GT "Aménagement de la cartographie des RAN"

Publié le 28/06/2016

Le groupe de travail du 27 juin 2016 était consacré à une proposition, de la Direction générale, d'évolution de périmètre de certaines RAN.

Le compte-rendu

Après lecture de notre déclaration liminaire, le président rappelle le cadre de ce GT en indiquant qu'il s'agit d'une discussion de synthèse sur les remontées des directions locales concernant la fusion ou le redécoupage de certaines RAN.

Il affirme que des discussions ont déjà eu lieu avec les organisations syndicales locales et qu'il s'agit maintenant d'entériner le projet au niveau national sachant que c'est le Directeur général qui tranchera in fine.

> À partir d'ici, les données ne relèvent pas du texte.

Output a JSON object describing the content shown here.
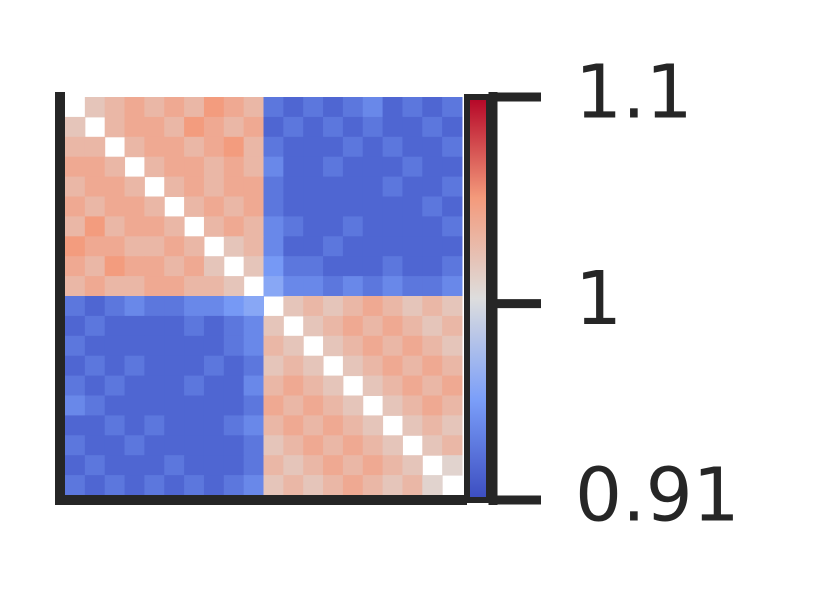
{
  "chart_data": {
    "type": "heatmap",
    "colormap": "coolwarm",
    "clim": [
      0.905,
      1.1
    ],
    "cticks": [
      {
        "value": 0.905,
        "label": "0.91"
      },
      1,
      1.1
    ],
    "matrix": [
      [
        null,
        1.02,
        1.03,
        1.04,
        1.03,
        1.04,
        1.03,
        1.05,
        1.04,
        1.03,
        0.93,
        0.92,
        0.93,
        0.92,
        0.93,
        0.94,
        0.92,
        0.93,
        0.92,
        0.93
      ],
      [
        1.02,
        null,
        1.03,
        1.04,
        1.04,
        1.03,
        1.05,
        1.04,
        1.03,
        1.04,
        0.92,
        0.93,
        0.92,
        0.93,
        0.92,
        0.93,
        0.92,
        0.92,
        0.93,
        0.92
      ],
      [
        1.03,
        1.03,
        null,
        1.03,
        1.04,
        1.04,
        1.03,
        1.04,
        1.05,
        1.03,
        0.93,
        0.92,
        0.92,
        0.92,
        0.93,
        0.92,
        0.93,
        0.92,
        0.92,
        0.93
      ],
      [
        1.04,
        1.04,
        1.03,
        null,
        1.03,
        1.04,
        1.04,
        1.03,
        1.04,
        1.03,
        0.94,
        0.92,
        0.92,
        0.93,
        0.92,
        0.92,
        0.92,
        0.93,
        0.92,
        0.92
      ],
      [
        1.03,
        1.04,
        1.04,
        1.03,
        null,
        1.03,
        1.04,
        1.03,
        1.04,
        1.04,
        0.93,
        0.92,
        0.92,
        0.92,
        0.92,
        0.92,
        0.93,
        0.92,
        0.92,
        0.93
      ],
      [
        1.04,
        1.03,
        1.04,
        1.04,
        1.03,
        null,
        1.03,
        1.04,
        1.03,
        1.04,
        0.93,
        0.92,
        0.92,
        0.92,
        0.92,
        0.92,
        0.92,
        0.92,
        0.93,
        0.92
      ],
      [
        1.03,
        1.05,
        1.03,
        1.04,
        1.04,
        1.03,
        null,
        1.03,
        1.04,
        1.03,
        0.94,
        0.93,
        0.92,
        0.92,
        0.93,
        0.92,
        0.92,
        0.92,
        0.92,
        0.93
      ],
      [
        1.05,
        1.04,
        1.04,
        1.03,
        1.03,
        1.04,
        1.03,
        null,
        1.02,
        1.03,
        0.94,
        0.92,
        0.92,
        0.93,
        0.92,
        0.92,
        0.92,
        0.92,
        0.92,
        0.92
      ],
      [
        1.04,
        1.03,
        1.05,
        1.04,
        1.04,
        1.03,
        1.04,
        1.02,
        null,
        1.02,
        0.95,
        0.93,
        0.93,
        0.92,
        0.92,
        0.92,
        0.93,
        0.92,
        0.92,
        0.93
      ],
      [
        1.03,
        1.04,
        1.03,
        1.03,
        1.04,
        1.04,
        1.03,
        1.03,
        1.02,
        null,
        0.96,
        0.94,
        0.94,
        0.93,
        0.94,
        0.93,
        0.94,
        0.93,
        0.93,
        0.94
      ],
      [
        0.93,
        0.92,
        0.93,
        0.94,
        0.93,
        0.93,
        0.94,
        0.94,
        0.95,
        0.96,
        null,
        1.02,
        1.03,
        1.02,
        1.03,
        1.04,
        1.03,
        1.02,
        1.03,
        1.02
      ],
      [
        0.92,
        0.93,
        0.92,
        0.92,
        0.92,
        0.92,
        0.93,
        0.92,
        0.93,
        0.94,
        1.02,
        null,
        1.02,
        1.03,
        1.04,
        1.03,
        1.04,
        1.03,
        1.02,
        1.03
      ],
      [
        0.93,
        0.92,
        0.92,
        0.92,
        0.92,
        0.92,
        0.92,
        0.92,
        0.93,
        0.94,
        1.03,
        1.02,
        null,
        1.02,
        1.03,
        1.04,
        1.03,
        1.04,
        1.03,
        1.02
      ],
      [
        0.92,
        0.93,
        0.92,
        0.93,
        0.92,
        0.92,
        0.92,
        0.93,
        0.92,
        0.93,
        1.02,
        1.03,
        1.02,
        null,
        1.02,
        1.03,
        1.04,
        1.03,
        1.04,
        1.03
      ],
      [
        0.93,
        0.92,
        0.93,
        0.92,
        0.92,
        0.92,
        0.93,
        0.92,
        0.92,
        0.94,
        1.03,
        1.04,
        1.03,
        1.02,
        null,
        1.02,
        1.03,
        1.04,
        1.03,
        1.04
      ],
      [
        0.94,
        0.93,
        0.92,
        0.92,
        0.92,
        0.92,
        0.92,
        0.92,
        0.92,
        0.93,
        1.04,
        1.03,
        1.04,
        1.03,
        1.02,
        null,
        1.02,
        1.03,
        1.04,
        1.03
      ],
      [
        0.92,
        0.92,
        0.93,
        0.92,
        0.93,
        0.92,
        0.92,
        0.92,
        0.93,
        0.94,
        1.03,
        1.04,
        1.03,
        1.04,
        1.03,
        1.02,
        null,
        1.02,
        1.03,
        1.02
      ],
      [
        0.93,
        0.92,
        0.92,
        0.93,
        0.92,
        0.92,
        0.92,
        0.92,
        0.92,
        0.93,
        1.02,
        1.03,
        1.04,
        1.03,
        1.04,
        1.03,
        1.02,
        null,
        1.02,
        1.03
      ],
      [
        0.92,
        0.93,
        0.92,
        0.92,
        0.92,
        0.93,
        0.92,
        0.92,
        0.92,
        0.93,
        1.03,
        1.02,
        1.03,
        1.04,
        1.03,
        1.04,
        1.03,
        1.02,
        null,
        1.01
      ],
      [
        0.93,
        0.92,
        0.93,
        0.92,
        0.93,
        0.92,
        0.93,
        0.92,
        0.93,
        0.94,
        1.02,
        1.03,
        1.02,
        1.03,
        1.04,
        1.03,
        1.02,
        1.03,
        1.01,
        null
      ]
    ]
  }
}
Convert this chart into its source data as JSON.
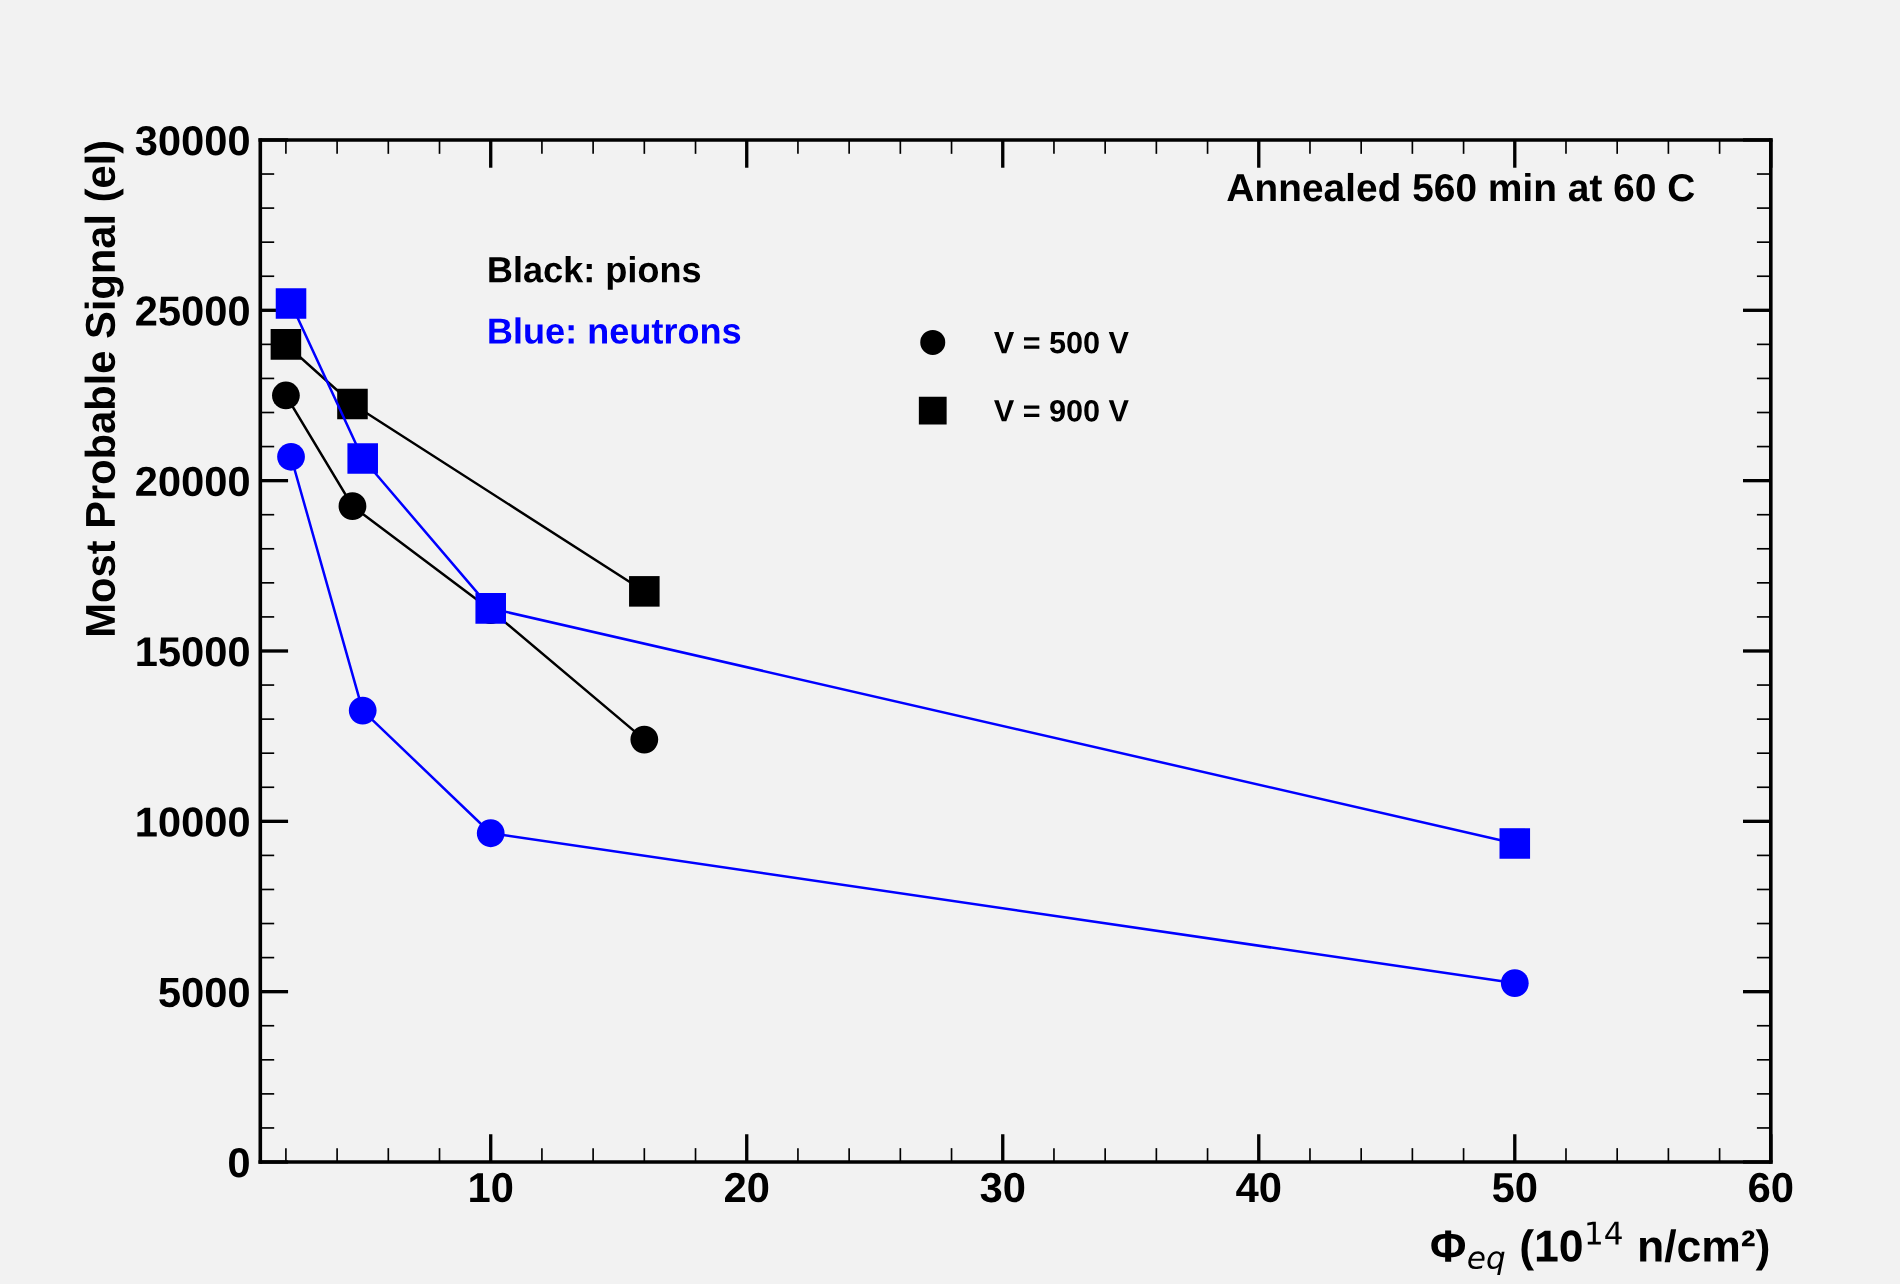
{
  "chart_data": {
    "type": "line",
    "xlabel": "Φ$_{eq}$ (10$^{14}$ n/cm²)",
    "ylabel": "Most Probable Signal (el)",
    "annotations": [
      "Annealed 560 min at 60 C",
      "Black: pions",
      "Blue: neutrons"
    ],
    "series": [
      {
        "name": "V = 500 V",
        "color": "#000000",
        "marker": "circle",
        "x": [
          2,
          4.6,
          10,
          16
        ],
        "values": [
          22500,
          19250,
          16200,
          12400
        ]
      },
      {
        "name": "V = 900 V",
        "color": "#000000",
        "marker": "square",
        "x": [
          2,
          4.6,
          16
        ],
        "values": [
          24000,
          22250,
          16750
        ]
      },
      {
        "color": "#0000ff",
        "marker": "circle",
        "x": [
          2.2,
          5,
          10,
          50
        ],
        "values": [
          20700,
          13250,
          9650,
          5250
        ]
      },
      {
        "color": "#0000ff",
        "marker": "square",
        "x": [
          2.2,
          5,
          10,
          50
        ],
        "values": [
          25200,
          20650,
          16250,
          9350
        ]
      }
    ],
    "xlim": [
      1,
      60
    ],
    "xticks": [
      10,
      20,
      30,
      40,
      50,
      60
    ],
    "ylim": [
      0,
      30000
    ],
    "yticks": [
      0,
      5000,
      10000,
      15000,
      20000,
      25000,
      30000
    ],
    "grid": false,
    "legend": "top",
    "line_style": "solid"
  }
}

La CFDT Finances publiques, a une toute autre analyse. En effet, de nombreuses sections locales ont dénoncé le fait qu'aucune information n'a été communiquée en CTL dans des départements pourtant impactés par des fusions ou redécoupages de RAN. Dans d'autres départements, la réunion a eu lieu sans en connaitre le statut (information ou avis consultatif) ou encore que le CTL devait rendre un avis définitif, ce qui était contraire au cadrage national.

Sur le fond, la Direction générale a justifié les fusions et redécoupages de RAN par la nécessaire adaptation de ces dernières aux mutations économiques et démographiques des départements : RAN  peu attractives; à faible volume d'emplois et d'effectifs ; faible nombre de communes inclus dans le champ des RAN….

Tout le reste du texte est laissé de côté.